И вижу — порывистымъ вѣтромъ
Вдругъ въ дѣтской окно распахнуло.
Да личиковъ дѣтскихъ не видно
За спинкой высокаго стула.
Понурившись, песъ ихъ домашній
Стоитъ у воротъ, — и сдается,
Что ждетъ онъ товарищей рѣзвыхъ.
Да нѣтъ! никогда не дождется.
Не бѣгать имъ вмѣстѣ подъ липой,
Ловя на пескѣ свѣтъ и тѣни.
Молчанье повисло надъ домомъ,
Угрюмы широкія сѣни.
Привѣтливо птицы на вѣткахь
Щебечутъ… Стоишь и не дышишь…
Вѣдь въ дѣтской-то звонкія пѣсни
Во снѣ только развѣ услышишь!
Шелъ мальчикъ…. и вѣрно не понялъ
Мою молчаливую муку;
Не понялъ, зачѣмъ я такъ крѣпко
Пожалъ его дѣтскую руку.
В. Костомаровъ.
EXCELSIOR!
правитьТѣнь ночи спустилась на горы и долъ —
Въ деревню альпійскую юноша шелъ:
Какое-то знамя держалъ онъ въ рукѣ,
Съ девизомъ на звучномъ, чужомъ языкѣ: —
Excelsior!
Въ глубокую думу онъ былъ погруженъ,
Сверкали глаза, какъ мечи изъ ножонъ;
Не звуки роговъ по горамъ раздались,
Звучалъ непонятный и странный девизъ: —
Excelsior!
Въ снѣгу по колѣна онъ входитъ въ село —
Тамъ въ избахъ счастливыхъ уютно, свѣтло:
Гора жь ледяная какъ призракъ стоитъ…
Какъ вопль непонятное слово звучитъ: —
Excelsior!
«Останься!» — сказалъ ему горецъ — «глубокъ
И теменъ, и страшенъ въ ущельи потокъ;
Повисъ надъ долиной гремучій обвалъ…»
Но юноша внятно ему отвѣчалъ: —
Excelsior!
Вотъ дѣва ему говоритъ: «не ходи,
Ты здѣсь отдохнешь у меня на груди…»
Закапали слезы изъ синихъ очей,
Но тихо, вздыхая, отвѣтилъ онъ ей: —
Excelsior!
«Напрасно идешь ты въ ущелья одинъ,
Опасенъ тамъ путь между сосенъ и льдинъ.»
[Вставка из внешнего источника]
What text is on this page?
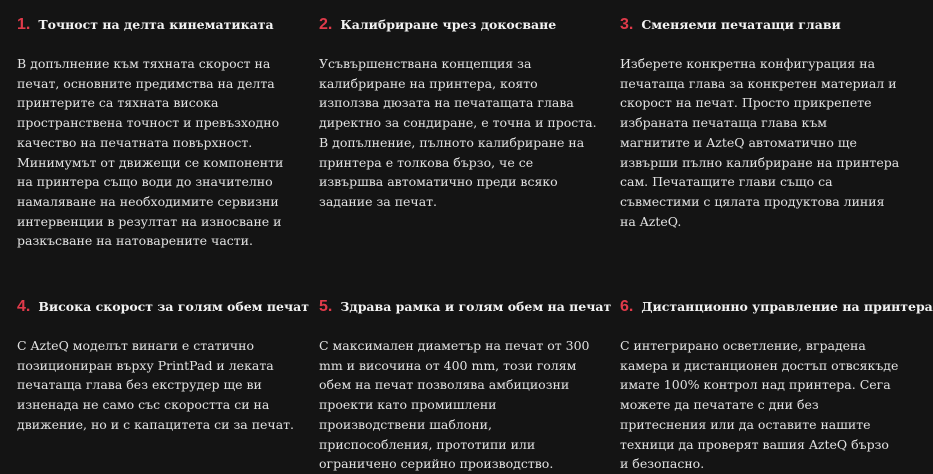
1. Точност на делта кинематиката
В допълнение към тяхната скорост на печат, основните предимства на делта принтерите са тяхната висока пространствена точност и превъзходно качество на печатната повърхност. Минимумът от движещи се компоненти на принтера също води до значително намаляване на необходимите сервизни интервенции в резултат на износване и разкъсване на натоварените части.
2. Калибриране чрез докосване
Усъвършенствана концепция за калибриране на принтера, която използва дюзата на печатащата глава директно за сондиране, е точна и проста. В допълнение, пълното калибриране на принтера е толкова бързо, че се извършва автоматично преди всяко задание за печат.
3. Сменяеми печатащи глави
Изберете конкретна конфигурация на печатаща глава за конкретен материал и скорост на печат. Просто прикрепете избраната печатаща глава към магнитите и AzteQ автоматично ще извърши пълно калибриране на принтера сам. Печатащите глави също са съвместими с цялата продуктова линия на AzteQ.
4. Висока скорост за голям обем печат
С AzteQ моделът винаги е статично позициониран върху PrintPad и леката печатаща глава без екструдер ще ви изненада не само със скоростта си на движение, но и с капацитета си за печат.
5. Здрава рамка и голям обем на печат
С максимален диаметър на печат от 300 mm и височина от 400 mm, този голям обем на печат позволява амбициозни проекти като промишлени производствени шаблони, приспособления, прототипи или ограничено серийно производство.
6. Дистанционно управление на принтера
С интегрирано осветление, вградена камера и дистанционен достъп отвсякъде имате 100% контрол над принтера. Сега можете да печатате с дни без притеснения или да оставите нашите техници да проверят вашия AzteQ бързо и безопасно.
Старикъ-поселянинъ кричалъ ему вслѣдъ.
Далеко, съ вершины, раздался отвѣтъ: —
Excelsior!
Когда лучъ разсвѣта скользнулъ по горамъ,
Сзывая монаховъ въ заоблачный храмъ,
Раздался въ обители набожный звонъ,
Въ удушливомъ воздухѣ слышался стонъ: —
Excelsior!
Съ собакой на поиски посланъ монахъ —
И къ вечеру путникъ былъ найденъ въ снѣгахъ.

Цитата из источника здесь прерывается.